Splitter começa no banco
Rubén Magnano não deixou de olhar para sua bandeira, não deixou de dar um abraço fraterno nos compatriotas da comissão técnica e ainda foi surpreendido ao ganhar um beijo de Román González. As gentilezas terminariam por ali. Dentro de quadra, o jogo era equilibrado, rápido, brigado. Splitter, que tanto preocupava os hermanos, começou no banco. Via, sentado no chão, o titular Guilherme Giovannoni tentando frear o ímpeto de Scola. Teve dificuldades no início. O pivô foi responsável pelos sete primeiros pontos argentinos. Do outro lado, Huertas e Leandrinho eram os motores brasileiros. Se Scola já não conseguia chegar com tanta facilidade à cesta, Prigioni encontrava um Delfino preciso na linha dos três. Com ele, a Argentina conseguiu fugir quatro pontos (19 a 15).
Atento nas antecipações, o Brasil roubava bolas e armava os contra-ataques. Leandrinho acertava os arremessos longos. A 2m51s do fim do primeiro quarto, Splitter foi para o jogo, depois que Guilherme cometeu sua segunda falta. Ajudava Varejão a fechar a porta do garrafão. Lá na frente, Cequeira saiu do banco para dificultar a vida de Huertas, mas ainda assim a seleção achava outras opções. Ao fim do primeiro quarto, tudo igual: 25 a 25.
A retomada do comando do marcador no segundo período viria com um chute de três de Leandrinho. A resposta era na mesma moeda, com Prigioni. O jogo se mantinha equilibrado até mesmo na linha lateral. Sergio Hernández repetia a posição de Magnano: agachado, observando cada movimentação. Tentava encontrar um marcador para frear Marcelinho Machado no perímetro. E comemorava ao ver que Leo Gutiérrez também mostrava a mão calibrada do mesmo lugar.
A torcida dos hermanos acreditava que ali, restando 1min17s para o intervalo e com 46 a 40, seria a arrancada. Mas não houve mais o que comemorar antes do intervalo. A equipe parou, e do outro lado Marcelinho puxou a reação. Huertas, mesmo desequilibrado, encontrou um arremesso incrível de três e ainda sofreu falta. Levantou o ginásio, que viu Marcelinho roubar uma bola de Scola, Huertas ir para a linha de lance livre logo e encerrar assim o primeiro tempo com vantagem do Brasil: 48 a 46.

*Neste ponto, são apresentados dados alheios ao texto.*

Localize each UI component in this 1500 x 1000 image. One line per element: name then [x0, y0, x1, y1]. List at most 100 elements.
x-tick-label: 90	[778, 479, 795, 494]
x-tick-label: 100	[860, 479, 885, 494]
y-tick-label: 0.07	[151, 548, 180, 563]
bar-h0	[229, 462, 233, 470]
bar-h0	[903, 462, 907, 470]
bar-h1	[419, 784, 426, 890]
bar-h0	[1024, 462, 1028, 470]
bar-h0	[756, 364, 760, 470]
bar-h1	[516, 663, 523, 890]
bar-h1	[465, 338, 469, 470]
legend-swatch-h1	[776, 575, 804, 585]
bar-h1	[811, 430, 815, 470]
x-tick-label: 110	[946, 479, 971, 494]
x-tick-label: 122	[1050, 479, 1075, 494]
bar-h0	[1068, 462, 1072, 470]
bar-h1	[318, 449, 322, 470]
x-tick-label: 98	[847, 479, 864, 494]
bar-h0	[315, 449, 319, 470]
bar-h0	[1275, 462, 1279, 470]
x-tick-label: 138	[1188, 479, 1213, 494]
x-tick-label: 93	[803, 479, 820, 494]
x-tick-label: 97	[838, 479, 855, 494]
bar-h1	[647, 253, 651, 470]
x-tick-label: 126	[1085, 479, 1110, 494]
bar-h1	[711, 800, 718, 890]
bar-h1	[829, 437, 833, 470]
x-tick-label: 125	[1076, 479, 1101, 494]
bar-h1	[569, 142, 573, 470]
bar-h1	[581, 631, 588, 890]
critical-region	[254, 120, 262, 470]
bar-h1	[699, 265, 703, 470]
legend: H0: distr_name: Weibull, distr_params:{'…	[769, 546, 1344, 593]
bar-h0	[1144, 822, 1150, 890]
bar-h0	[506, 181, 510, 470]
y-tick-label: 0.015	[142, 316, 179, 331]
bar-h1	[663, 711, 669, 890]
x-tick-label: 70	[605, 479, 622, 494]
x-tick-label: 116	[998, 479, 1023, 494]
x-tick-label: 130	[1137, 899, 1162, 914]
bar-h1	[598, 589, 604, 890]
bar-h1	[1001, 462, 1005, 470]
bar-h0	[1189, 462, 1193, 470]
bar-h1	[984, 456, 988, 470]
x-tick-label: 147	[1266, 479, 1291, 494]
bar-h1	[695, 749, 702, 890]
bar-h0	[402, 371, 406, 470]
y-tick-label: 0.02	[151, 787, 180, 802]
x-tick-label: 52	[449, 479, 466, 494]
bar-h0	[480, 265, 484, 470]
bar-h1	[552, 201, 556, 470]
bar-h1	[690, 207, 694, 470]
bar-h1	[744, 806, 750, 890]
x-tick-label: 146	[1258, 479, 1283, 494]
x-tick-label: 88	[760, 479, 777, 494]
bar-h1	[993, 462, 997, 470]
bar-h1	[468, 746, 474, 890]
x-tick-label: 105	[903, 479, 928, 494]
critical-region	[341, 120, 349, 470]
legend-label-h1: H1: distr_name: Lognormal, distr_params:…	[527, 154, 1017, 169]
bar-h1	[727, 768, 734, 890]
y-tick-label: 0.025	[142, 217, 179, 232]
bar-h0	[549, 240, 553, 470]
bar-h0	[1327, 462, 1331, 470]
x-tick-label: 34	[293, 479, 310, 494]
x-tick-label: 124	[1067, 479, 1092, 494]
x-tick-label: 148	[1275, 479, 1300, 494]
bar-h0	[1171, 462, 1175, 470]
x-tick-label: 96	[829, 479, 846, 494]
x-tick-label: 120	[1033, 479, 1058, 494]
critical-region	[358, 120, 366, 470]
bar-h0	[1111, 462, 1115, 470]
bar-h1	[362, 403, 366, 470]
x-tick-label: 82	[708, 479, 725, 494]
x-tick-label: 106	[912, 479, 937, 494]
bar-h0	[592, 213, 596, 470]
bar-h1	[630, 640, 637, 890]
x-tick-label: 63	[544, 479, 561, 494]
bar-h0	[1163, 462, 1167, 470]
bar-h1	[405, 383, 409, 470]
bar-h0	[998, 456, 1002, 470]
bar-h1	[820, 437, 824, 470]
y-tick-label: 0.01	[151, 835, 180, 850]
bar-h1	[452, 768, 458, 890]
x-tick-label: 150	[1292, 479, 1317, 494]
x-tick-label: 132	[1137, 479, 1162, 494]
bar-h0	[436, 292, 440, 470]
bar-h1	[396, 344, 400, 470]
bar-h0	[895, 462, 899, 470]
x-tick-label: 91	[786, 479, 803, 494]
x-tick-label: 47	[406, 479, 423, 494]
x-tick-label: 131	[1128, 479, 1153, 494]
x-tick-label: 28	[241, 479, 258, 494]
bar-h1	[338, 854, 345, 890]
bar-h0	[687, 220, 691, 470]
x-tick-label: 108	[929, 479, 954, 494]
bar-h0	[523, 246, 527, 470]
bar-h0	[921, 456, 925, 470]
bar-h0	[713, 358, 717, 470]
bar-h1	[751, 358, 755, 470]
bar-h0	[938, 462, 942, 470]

A testa franzida de Scola dizia muito na saída para o vestiário. Os argentinos voltaram rápido para a quadra. Tinham pressa de mudar aquele placar. Ouviam um grupo de torcedores, vestindo suas cores, cantar "We are the champions", do Queen, no desafio do karaokê. Era uma brincadeira, mas soava como um lembrete, um recado.
Alheios a isso, Anderson Varejão e Alex faziam 53 a 46 para o Brasil. Mas Delfino jogava um balde de água fria no rival ao anotar cinco pontos seguidos e cortando para 55 a 53. Alex mostrava raça, mas o time precisava contar de novo com as mãos de Huertas, que fez 18 no primeiro tempo e estava zerado até então. Com dois lances livres, ele retomou a contagem. E Splitter evitou que Delfino fizesse o mesmo com um lindo toco. Só que Scola ? sempre ele ? reapareceu para empatar (63 a 63). Encarava a marcação dupla de Varejão e Splitter e passava pelo meio dos dois, na marra. Resultado: 66 a 66 na virada para os últimos dez minutos.
Abraçados durante a orientação de Hernández, os hermanos tentavam unir forças. Mas tudo seguia igual. Duas bolas de três para Leandrinho e duas para Jasen. Lances livres para Huertas e para Scola. Quarta falta de Varejão e um chute forçado de Leandrinho, no entanto, foram suficientes para Magnano pedir tempo. E foi o rival que voltou melhor. Desperdiçava menos os ataques e tirava Guilherme do jogo, com a quinta falta, abrindo quatro pontos.
Os rostos tensos na arquibancada eram o reflexo do confronto. Restando 1m28s para o fim, a Argentina lamentou a eliminação de Jasen após falta em Marcelinho. O Brasil se aproximou, cortou para um ponto, mas não passou. Enquanto Scola fazia a sua parte, Leandrinho perdia a oportunidade da virada com erros no ataque. Coube justamente ao craque argentino matar a última cesta e o sonho do adversário.
Com um ouro olímpico e um vice-mundial no currículo recente, a Argentina gastou experiência e controlou o jogo até o fim. Segurou a vitória com unhas e dentes e fez o roteiro se repetir: eles avançam, nós voltamos para casa.